É mentira! E o militante que discursava continuava presidente da República. Jamais houve plano, intenção ou tentativa de privatizar nenhuma dessas estatais. A mentira foi usada em 2006 contra Alckmin e, como se nota, continua ativa. Os “inteliquituais”, especialistas em si mesmos, devem achar que é muito natural que um presidente da República se dê a tal desfrute.

“São Paulo não pode ficar na mão de tucano a vida inteira. O século 21 merece coisa melhor, merece mais arrojo, por isso a gente não tem que vacilar”.
São Paulo? Lula não quer é coisa nenhuma na mão de tucano ou de outro qualquer que não seja seu aliado ou que não lhe seja subserviente.

“Essa gente que era metida a sabida ficava de quatro para o FMI. Quem mandou o FMI embora fomos nós. Hoje eles nos devem US$ 14 bilhões.”
Mandou embora uma ova! Pagou o que devia. É mentira que o “FMI” deva para o Brasil. Essa relação não existe. O país, a exemplo de muitos outros, é cotista do fundo.

“Sei o que aquela mulher sofreu (Dilma), porque foi presa, torturada. Não porque ela era bandida, ela era uma heroína que lutava pela democracia e liberdade.”
Dilma não queria democracia. Queria ditadura comunista. E os grupos terroristas a que pertenceu mataram inocentes.

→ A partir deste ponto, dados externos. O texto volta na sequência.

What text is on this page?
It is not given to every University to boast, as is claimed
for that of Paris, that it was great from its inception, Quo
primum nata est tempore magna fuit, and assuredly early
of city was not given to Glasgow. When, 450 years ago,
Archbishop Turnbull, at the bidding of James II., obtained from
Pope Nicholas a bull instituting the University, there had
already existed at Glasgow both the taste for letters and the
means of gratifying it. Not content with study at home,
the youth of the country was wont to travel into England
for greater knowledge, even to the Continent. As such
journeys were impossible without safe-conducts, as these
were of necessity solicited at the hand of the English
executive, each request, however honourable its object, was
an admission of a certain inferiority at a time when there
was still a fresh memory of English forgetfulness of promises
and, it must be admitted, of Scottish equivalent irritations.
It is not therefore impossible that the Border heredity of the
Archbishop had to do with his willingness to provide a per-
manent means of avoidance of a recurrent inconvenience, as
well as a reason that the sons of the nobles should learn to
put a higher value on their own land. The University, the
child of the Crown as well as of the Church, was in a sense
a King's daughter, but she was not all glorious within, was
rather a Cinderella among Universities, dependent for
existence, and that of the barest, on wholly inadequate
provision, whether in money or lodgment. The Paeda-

“Eles têm de explicar como pode o pedágio custar R$ 46 daqui a São Paulo e de São Paulo a Belo Horizonte (cujas rodovias são federais) R$ 7,70. Daqui a pouco o motorista vai ter de pagar o ar que respira.”
Lula é que tem de explicar por que o governo passou a cobrar pedágio nas rodovias federais, embora elas continuem uma porcaria, sem melhoria nenhuma. Comparar a Fernão Dias a rodovias paulistas é uma sandice.

Como prospera?
Como e por que esse discurso prospera? Porque ele não é enfrentado, confrontado, combatido na campanha eleitoral ou fora dela. É o que eu chamo de “permitir que o PT se torne o dono da narrativa”. A oposição ajudou a transformar Lula num gigante, acima de qualquer crítica. Os marqueteiros de um lado e de outro e os pesquiseiros decretaram: “tocar no Lula é sentença de morte”. E se permitiu que ele saísse por aí dizendo bobagem à vontade. No máximo, um ou outro na imprensa, em nome dos fatos, dizem: “Não! Isso não é verdade”. E é evidente que setores da imprensa ajudaram a criar o império da mentira. Atuam nesse sentido tanto aqueles que são alimentados pela grana oficial como os que transforma verdade e mentira em mera divergência de ponto de vista, um confronto irrelevante entre “lado” e “outro lado”.